You know what, I don’t want to sound arrogant but I love it and I feel like it’s about time. It’s one of those things that I’ve been doing it for so long that it’s great to now have a platform that’s joining me in it. All of these artists have been doing it on their own, you know what I mean? It’s awesome when someone recognizes that and has made a forum for us to all come together. It’s amazing because it’s one thing to be standing on your own doing it versus being able to go to some place like Afropunk. This is what I do anyway but I’m just blessed to be able to do it here with these guys. It’s a great feeling.
Did you catch any of the other acts? Grace Jones perhaps?
I’ve actually seen Grace Jones three times before and she’s always a good time. Again, these are people who are peers of mine and people I’ve admired for a long time. And it was actually on my birthday which was fun.
Happy Birthday! Throughout your career you’ve collaborated with so many different artists. What was it like working with Bjork? She’s such an enigma and that was one of the most odd collaborations you’ve done.
She’s great and it was one of the more natural collaborations I’ve done. I’m trying to remember how that came about since it was so long ago. I remember there were curtains between each of our rooms somewhere and it was literally Bjork, Grace Jones, and me. The three of us joined up and I think Peaches was performing somewhere and I just yelled out, “I love Peaches!” So after that we saw each other out somewhere one night and then another night. A few days later I got a call about doing a song together from Bjork. She’s a forward thinker and I respect that. I think it was a very easy partnership.
In your music there are a lot of underlying sexual themes. With the mixing of sex and food, is there any food that ties into sexual expressiveness for you?
Food is extremely sensual. I think that food is really honest and you’re the most honest you can be when you cook. I feel like it’s different than music. Music is subjective and you can put on something with music. You can pretend. Food is not something you can pretend with—it isn’t something you can fake. I think that’s what makes it really sensual and sexy. There’s a sense of sharing with food. You want to bring people into it and have an experience together.
This is making me hungry. [Laughs] Now, I’ve tried out a lot of different recipes and I can’t get the boys to come to the yard. What is the secret ingredient I’m missing?
[Laughs] It’s never a milkshake for me. It’s always been something else I make. Men definitely respond to good food.
I guess I should learn how to cook better because my milkshakes aren’t workin.
Yeah I mean I guess you’ve gotta try something else. [Laughs]
I think it’s safe to say food is a very connecting influence on you. In terms of accessibility, are there many vegan or vegetarian options?

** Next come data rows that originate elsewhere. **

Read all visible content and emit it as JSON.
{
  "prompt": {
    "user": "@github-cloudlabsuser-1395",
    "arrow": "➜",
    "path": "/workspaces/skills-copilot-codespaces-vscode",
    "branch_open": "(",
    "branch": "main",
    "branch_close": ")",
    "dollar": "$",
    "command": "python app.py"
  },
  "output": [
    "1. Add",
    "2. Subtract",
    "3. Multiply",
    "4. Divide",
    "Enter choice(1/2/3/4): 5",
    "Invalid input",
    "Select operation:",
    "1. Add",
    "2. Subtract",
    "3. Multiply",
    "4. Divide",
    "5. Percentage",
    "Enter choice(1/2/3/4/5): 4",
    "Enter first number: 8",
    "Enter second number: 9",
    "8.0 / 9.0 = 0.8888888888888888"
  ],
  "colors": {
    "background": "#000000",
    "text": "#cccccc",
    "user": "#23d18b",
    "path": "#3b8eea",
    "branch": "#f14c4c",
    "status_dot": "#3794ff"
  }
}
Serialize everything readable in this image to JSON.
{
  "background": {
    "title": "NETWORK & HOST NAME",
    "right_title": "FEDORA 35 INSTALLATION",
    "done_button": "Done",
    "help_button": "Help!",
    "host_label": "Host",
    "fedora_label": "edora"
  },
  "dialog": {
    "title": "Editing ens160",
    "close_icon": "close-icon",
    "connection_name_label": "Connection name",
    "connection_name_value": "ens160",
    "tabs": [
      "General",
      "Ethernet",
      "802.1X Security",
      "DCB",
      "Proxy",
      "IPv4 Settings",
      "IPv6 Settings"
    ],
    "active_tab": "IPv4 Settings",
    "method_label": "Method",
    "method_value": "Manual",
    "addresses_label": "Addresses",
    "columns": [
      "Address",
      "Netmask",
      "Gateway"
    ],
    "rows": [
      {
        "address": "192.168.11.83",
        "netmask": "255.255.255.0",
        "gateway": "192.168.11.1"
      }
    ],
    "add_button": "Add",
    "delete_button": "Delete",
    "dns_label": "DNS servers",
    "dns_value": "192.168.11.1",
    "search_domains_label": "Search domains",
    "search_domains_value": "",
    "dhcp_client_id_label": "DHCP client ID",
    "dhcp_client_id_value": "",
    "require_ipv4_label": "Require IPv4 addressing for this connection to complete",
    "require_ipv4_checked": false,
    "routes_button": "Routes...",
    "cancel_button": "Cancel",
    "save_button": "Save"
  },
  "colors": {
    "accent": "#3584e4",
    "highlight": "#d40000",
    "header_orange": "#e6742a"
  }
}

Well you know what, most of the recipes… I have a sauce line called Feast and all of my sauces—with one exception—are vegan and most of my recipes are vegetarian or can be if you take out the meat.
Is cooking a bonding experience for you and your son or is he uninterested?
He loves to cook! He knows that that’s my happy time so he’ll be upstairs crying and if he hears me in the kitchen he’ll come downstairs. He’s like, “Hey mama what’re you cooking?” He knows I’m in there and having a good time and that’s the time to come and join me. It’s not so much me telling him to come join me, you know? If he comes in and asks to help I’m like, “Absolutely. Let’s do something.”